Originally posted on  https://ilixer.com/blogs/diet/the-multivitamin-lie-why-are-there-vitamin-powders-in-my-food.

The use of multivitamins increased tremendously in the 2000s and they’re considered the most commonly used supplement in the world. (https://www.ncbi.nlm.nih.gov/pubmed/21592424).

At the most basic level, the purpose of a multivitamin is to provide our bodies with the essential vitamins and minerals we don’t get from our diet. For example, maybe we don’t eat enough cruciferous vegetables, so we’re lacking Vitamin K, or perhaps we did not eat any sour fruits, so we’re short on Vitamin C.

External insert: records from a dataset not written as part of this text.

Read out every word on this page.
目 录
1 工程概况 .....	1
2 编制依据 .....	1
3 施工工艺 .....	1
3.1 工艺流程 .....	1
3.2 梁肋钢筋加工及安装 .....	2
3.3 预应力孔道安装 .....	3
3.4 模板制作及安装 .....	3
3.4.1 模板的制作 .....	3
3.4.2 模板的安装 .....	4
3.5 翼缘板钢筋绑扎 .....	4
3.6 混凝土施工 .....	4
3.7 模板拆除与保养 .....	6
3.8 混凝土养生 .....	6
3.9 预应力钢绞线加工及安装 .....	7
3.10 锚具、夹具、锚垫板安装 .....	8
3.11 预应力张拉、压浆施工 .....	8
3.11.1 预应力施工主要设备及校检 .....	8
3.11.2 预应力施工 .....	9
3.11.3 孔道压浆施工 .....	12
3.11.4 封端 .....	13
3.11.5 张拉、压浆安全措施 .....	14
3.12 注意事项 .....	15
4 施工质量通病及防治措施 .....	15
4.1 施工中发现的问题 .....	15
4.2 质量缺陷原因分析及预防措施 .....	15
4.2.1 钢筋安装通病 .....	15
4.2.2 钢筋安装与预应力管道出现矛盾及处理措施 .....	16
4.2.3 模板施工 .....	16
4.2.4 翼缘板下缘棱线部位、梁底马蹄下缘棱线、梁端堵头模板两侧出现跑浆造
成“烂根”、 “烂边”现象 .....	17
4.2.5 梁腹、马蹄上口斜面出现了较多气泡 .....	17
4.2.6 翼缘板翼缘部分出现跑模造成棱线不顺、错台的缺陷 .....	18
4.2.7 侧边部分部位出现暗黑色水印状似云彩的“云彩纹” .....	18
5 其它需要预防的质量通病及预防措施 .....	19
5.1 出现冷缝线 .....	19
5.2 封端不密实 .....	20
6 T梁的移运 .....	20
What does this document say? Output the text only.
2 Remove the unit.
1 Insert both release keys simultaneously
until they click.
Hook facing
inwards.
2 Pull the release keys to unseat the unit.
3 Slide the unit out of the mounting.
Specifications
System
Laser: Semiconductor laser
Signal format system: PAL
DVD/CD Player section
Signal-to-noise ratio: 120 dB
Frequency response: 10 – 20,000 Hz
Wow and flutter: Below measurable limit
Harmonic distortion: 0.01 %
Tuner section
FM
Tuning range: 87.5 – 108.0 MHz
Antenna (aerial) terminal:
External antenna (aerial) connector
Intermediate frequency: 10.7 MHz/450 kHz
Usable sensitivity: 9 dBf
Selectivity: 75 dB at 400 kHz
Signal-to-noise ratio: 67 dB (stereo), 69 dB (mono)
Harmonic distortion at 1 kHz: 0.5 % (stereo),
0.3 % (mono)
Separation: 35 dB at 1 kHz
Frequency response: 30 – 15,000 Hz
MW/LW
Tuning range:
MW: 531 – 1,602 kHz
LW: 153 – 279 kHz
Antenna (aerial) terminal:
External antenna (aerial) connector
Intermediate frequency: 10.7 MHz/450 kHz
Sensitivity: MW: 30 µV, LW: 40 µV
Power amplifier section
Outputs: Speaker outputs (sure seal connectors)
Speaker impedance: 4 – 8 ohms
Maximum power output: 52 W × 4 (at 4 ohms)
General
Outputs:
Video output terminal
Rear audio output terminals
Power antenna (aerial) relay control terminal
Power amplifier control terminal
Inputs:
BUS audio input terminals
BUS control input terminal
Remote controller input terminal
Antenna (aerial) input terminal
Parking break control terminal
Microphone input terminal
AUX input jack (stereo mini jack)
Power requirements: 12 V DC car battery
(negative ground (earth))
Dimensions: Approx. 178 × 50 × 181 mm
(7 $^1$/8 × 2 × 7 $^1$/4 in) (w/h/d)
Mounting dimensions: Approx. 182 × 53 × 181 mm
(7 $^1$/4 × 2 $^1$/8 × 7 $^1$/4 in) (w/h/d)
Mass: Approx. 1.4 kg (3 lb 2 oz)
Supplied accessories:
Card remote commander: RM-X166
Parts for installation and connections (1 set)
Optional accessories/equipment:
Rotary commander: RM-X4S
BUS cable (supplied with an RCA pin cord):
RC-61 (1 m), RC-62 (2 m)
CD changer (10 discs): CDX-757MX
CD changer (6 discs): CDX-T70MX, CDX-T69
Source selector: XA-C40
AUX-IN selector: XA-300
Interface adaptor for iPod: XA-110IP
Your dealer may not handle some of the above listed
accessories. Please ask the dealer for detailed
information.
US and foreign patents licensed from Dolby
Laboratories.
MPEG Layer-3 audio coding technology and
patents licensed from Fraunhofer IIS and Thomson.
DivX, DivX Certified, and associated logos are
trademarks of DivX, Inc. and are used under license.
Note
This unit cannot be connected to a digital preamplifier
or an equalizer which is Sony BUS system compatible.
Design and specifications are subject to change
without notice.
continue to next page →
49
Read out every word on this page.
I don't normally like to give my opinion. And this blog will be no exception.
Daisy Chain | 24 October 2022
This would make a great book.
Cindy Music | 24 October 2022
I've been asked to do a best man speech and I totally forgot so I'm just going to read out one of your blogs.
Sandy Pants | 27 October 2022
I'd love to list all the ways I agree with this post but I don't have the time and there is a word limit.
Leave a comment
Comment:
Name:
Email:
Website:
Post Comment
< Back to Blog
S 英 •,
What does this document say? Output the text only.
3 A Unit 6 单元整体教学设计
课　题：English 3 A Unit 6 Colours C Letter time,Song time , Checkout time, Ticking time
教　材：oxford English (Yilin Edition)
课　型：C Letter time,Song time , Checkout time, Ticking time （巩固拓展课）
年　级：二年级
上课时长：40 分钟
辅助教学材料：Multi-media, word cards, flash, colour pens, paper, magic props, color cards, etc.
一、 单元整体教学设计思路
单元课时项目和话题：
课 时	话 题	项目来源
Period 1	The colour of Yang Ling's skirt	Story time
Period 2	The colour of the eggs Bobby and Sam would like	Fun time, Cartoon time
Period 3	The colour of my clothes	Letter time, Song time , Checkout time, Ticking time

The multivitamin provides both Vitamin K and Vitamin C so we think our bases are covered. Instead of eating Kale, we’re getting our Vitamin K from the vitamin, same idea for Vitamin C, etc. However, a problem arises: why do studies not find the same health benefits between consuming multivitamins compared to following a diet of food rich in essential vitamins and minerals?

See for yourself:

  1. “An analysis of research involving 450,000 people, which found that multivitamins did not reduce risk for heart disease or cancer” (https://www.hopkinsmedicine.org/health/wellness-and-prevention/is-there-really-any-benefit-to-multivitamins).
  2. [M]ultivitamin use has little or no influence on the risk of common cancers, cardiovascular disease or total mortality in postmenopausal women.” (https://www.ncbi.nlm.nih.gov/pmc/articles/PMC3868488/)

Compared to:

  1. “A meta-analysis of cohort studies following 469,551 participants found that a higher intake of fruits and vegetables is associated with a reduced risk of death from cardiovascular disease” (https://www.bmj.com/content/349/bmj.g4490.full.pdf+html).
  2. “[W]omen who ate more than 5.5 servings of fruits and vegetables each day (especially cruciferous and yellow/orange vegetables) had an 11% lower risk of breast cancer than those who ate 2.5 or fewer servings” (https://onlinelibrary.wiley.com/doi/abs/10.1002/ijc.31653).

Certain vitamins are essential to the human body’s function. Because our diet does not contain enough essential vitamins, the multivitamin’s purpose is to supplement our diet with essential vitamins and minerals.

However, there are at least 27 essential vitamins and minerals. 27 sounds like a lot right?

How are we supposed to keep track of our daily diet to know that we’re receiving 27 essential vitamins and minerals? It’s a tough task and it is one of the reasons for the multivitamin’s surge in popularity.